NEW YORK (Reuters) - State and federal authorities are cracking down on Wall Street investment banks for their role in the collapse of the $330 billion U.S. auction-rate securities market in February.

Here are some facts about auction-rate securities, which were considered as safe and liquid as cash before the market fell victim to the global credit crunch and investors were left holding bonds they could not sell.

* Auction-rate securities, which were first introduced in 1984, are taxable and tax-exempt long-term bonds with interest rates tied to the short-term market. Interest rates typically reset every seven, 28 or 35 days at an auction.

* The instrument allowed issuers to obtain long-term financing at cheaper short-term rates. About half of the $330 billion auction-rate bonds were sold by U.S. states, cities and public authorities, while the rest were sold by closed-end funds, corporations and student loan agencies.

* Auction-rate securities were marketed as liquid cash alternatives that allowed retail investors, high net worth individuals and corporations to get earn higher rates than on regular cash deposits.

* Few auctions failed until this year when Wall Street dealers, overwhelmed by mounting losses on complex mortgage-related debt that strained their balance sheets, stopped supporting this market. Many auction-rate securities were guaranteed by troubled bond insurers, contributing to the market's collapse.

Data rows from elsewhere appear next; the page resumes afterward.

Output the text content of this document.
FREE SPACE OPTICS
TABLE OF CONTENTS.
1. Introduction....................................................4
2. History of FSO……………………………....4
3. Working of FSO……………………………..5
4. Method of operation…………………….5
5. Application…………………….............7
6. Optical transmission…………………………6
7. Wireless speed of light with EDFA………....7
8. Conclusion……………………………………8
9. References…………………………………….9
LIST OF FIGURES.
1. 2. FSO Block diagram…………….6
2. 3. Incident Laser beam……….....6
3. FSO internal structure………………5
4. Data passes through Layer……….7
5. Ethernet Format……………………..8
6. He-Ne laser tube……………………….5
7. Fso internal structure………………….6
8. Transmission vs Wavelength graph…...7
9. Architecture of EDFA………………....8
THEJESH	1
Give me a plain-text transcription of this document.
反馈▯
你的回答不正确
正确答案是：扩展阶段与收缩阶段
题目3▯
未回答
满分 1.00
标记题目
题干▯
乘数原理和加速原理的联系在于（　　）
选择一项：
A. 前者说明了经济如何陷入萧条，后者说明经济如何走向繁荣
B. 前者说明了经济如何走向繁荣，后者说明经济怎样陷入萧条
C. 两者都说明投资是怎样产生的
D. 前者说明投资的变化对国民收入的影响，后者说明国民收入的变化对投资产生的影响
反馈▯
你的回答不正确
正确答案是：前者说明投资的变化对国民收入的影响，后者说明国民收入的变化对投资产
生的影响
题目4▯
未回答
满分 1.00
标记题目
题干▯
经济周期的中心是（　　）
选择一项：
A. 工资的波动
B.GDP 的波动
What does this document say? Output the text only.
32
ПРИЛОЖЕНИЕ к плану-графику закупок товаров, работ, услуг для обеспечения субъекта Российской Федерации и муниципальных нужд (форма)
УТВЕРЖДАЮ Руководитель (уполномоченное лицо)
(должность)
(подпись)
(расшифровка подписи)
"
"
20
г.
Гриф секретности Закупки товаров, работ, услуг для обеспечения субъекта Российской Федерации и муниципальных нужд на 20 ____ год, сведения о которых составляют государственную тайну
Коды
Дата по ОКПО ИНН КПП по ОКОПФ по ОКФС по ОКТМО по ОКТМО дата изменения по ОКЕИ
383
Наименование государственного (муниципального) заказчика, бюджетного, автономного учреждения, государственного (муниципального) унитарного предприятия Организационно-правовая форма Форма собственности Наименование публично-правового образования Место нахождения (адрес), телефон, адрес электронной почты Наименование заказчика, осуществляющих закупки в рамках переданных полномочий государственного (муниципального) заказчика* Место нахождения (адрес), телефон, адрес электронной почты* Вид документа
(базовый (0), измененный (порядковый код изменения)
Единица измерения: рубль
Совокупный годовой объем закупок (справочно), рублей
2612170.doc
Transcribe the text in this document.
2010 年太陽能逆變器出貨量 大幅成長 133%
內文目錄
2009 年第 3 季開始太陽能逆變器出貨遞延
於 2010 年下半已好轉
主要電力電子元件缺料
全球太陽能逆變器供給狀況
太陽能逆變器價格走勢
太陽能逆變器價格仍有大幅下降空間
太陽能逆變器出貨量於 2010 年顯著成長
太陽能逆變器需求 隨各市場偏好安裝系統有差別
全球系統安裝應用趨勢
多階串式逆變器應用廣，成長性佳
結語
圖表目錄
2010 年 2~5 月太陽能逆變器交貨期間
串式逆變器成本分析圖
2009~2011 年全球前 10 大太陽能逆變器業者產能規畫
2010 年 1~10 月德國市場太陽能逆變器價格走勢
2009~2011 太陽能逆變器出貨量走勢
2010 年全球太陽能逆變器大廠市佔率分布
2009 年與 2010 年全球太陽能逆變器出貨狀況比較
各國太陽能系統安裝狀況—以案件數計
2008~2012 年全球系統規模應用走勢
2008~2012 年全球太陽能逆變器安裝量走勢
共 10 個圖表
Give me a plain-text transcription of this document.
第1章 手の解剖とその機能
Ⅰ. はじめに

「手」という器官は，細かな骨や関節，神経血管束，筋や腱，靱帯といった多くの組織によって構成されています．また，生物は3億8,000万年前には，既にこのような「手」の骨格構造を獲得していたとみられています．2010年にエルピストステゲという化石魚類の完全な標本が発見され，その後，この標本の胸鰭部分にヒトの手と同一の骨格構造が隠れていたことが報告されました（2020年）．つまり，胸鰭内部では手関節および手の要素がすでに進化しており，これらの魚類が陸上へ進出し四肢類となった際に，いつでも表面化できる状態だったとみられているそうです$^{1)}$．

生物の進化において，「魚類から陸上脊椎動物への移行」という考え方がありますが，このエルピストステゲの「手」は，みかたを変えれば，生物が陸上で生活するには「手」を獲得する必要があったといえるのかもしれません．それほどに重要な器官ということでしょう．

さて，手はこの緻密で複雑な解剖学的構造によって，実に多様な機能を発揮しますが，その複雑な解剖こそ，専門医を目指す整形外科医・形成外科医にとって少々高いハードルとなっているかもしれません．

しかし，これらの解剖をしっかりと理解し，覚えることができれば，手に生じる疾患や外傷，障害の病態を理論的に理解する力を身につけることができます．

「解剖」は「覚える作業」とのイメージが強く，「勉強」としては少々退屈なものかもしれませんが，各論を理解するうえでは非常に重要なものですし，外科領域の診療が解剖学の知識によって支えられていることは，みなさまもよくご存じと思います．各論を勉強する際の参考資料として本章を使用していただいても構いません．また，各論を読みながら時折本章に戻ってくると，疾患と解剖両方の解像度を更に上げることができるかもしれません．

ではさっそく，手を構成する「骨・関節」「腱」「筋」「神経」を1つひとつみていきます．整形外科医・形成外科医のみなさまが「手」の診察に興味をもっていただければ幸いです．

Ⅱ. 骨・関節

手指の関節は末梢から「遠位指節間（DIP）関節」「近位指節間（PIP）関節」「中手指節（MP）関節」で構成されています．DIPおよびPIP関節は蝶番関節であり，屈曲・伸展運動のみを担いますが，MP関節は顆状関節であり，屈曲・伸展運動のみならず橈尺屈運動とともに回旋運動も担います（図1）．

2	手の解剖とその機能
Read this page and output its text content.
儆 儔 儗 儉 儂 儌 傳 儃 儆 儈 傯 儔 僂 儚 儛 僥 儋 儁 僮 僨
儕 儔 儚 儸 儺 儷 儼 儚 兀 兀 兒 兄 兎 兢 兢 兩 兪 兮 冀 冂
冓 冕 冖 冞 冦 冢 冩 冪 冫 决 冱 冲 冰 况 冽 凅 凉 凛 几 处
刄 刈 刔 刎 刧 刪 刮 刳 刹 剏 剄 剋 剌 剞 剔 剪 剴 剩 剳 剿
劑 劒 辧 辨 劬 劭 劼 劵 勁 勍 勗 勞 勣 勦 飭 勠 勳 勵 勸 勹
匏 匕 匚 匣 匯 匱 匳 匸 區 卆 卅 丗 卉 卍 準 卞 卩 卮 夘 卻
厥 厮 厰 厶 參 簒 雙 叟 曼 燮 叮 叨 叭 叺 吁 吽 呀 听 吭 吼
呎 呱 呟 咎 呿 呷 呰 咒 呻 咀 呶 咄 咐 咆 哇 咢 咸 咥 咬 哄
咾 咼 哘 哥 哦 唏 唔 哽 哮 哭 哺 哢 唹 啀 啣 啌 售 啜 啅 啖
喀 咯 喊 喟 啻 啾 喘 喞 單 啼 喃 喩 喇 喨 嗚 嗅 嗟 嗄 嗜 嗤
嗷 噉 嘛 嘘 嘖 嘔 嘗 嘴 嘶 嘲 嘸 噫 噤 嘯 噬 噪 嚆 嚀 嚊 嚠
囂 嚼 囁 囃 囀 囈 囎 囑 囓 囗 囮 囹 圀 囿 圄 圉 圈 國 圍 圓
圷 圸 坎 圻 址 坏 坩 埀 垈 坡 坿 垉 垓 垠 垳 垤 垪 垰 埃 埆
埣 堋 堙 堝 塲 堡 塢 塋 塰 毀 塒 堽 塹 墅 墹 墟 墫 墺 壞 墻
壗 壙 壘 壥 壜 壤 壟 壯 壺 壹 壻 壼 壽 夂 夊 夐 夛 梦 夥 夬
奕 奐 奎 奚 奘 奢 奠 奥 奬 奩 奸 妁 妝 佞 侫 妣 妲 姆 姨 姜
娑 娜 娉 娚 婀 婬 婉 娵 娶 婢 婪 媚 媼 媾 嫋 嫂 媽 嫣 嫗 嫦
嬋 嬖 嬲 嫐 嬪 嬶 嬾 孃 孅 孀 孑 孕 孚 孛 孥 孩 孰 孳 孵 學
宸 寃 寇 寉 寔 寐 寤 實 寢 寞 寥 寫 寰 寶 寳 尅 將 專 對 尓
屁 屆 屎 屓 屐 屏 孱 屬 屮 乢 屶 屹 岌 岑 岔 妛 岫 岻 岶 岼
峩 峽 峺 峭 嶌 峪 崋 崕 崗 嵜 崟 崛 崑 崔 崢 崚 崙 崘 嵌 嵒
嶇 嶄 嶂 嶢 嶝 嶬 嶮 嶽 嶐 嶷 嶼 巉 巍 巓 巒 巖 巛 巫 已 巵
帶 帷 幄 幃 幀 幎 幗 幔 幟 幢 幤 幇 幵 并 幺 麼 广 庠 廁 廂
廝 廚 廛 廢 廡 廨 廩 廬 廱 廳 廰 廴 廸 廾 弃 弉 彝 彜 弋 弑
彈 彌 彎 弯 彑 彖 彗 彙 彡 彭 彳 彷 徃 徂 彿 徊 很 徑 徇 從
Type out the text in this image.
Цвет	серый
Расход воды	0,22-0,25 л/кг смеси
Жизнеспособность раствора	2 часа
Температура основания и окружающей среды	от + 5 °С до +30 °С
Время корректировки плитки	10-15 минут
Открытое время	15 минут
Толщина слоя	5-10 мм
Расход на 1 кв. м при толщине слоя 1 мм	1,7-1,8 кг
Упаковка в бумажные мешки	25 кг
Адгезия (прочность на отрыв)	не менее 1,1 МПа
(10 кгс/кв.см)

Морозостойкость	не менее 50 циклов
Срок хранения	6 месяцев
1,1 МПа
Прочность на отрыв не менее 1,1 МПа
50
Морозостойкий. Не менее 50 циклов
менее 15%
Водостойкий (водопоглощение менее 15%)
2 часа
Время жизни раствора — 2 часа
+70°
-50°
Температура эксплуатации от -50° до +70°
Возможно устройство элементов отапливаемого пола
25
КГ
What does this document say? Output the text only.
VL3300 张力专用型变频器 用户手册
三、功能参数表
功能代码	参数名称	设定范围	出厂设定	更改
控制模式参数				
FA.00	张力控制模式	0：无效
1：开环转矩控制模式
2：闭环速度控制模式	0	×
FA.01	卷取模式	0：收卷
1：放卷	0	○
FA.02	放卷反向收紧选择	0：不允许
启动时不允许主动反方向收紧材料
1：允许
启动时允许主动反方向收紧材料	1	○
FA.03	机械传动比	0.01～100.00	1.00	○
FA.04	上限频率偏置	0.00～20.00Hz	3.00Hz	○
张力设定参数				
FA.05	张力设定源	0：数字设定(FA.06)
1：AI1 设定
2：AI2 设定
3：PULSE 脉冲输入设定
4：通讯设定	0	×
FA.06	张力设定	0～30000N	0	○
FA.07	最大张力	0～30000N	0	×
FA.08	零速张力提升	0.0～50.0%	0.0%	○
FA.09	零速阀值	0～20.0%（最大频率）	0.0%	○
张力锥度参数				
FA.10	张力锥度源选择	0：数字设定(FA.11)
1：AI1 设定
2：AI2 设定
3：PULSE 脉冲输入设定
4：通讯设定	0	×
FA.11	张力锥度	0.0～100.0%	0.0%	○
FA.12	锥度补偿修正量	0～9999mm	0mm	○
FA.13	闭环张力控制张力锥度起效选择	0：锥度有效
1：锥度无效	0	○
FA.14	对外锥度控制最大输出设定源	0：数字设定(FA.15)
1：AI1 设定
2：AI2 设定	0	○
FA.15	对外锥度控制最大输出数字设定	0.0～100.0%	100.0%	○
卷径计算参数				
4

* Citigroup, UBS, Goldman Sachs, RBC, Morgan Stanley, Lehman Brothers, JPMorgan, Wachovia, Merrill and Bank of America have been leading underwriters of auction-rate securities in the past eight years, according to Thomson Reuters.

* Investors could not sell their securities and many issuers were penalized, when the rates surged above long-term rates. For example, the Port Authority of New York and New Jersey had to pay as much as 20 percent after an auction of its securities failed.

* Many municipal issuers have since restructured this debt into fixed-rate or different types of variable-rate securities to avoid paying high rates. Closed-end funds have also been redeeming these instruments, but a large share of this market is still frozen and in the nascent secondary market investors can only sell these securities at a discount.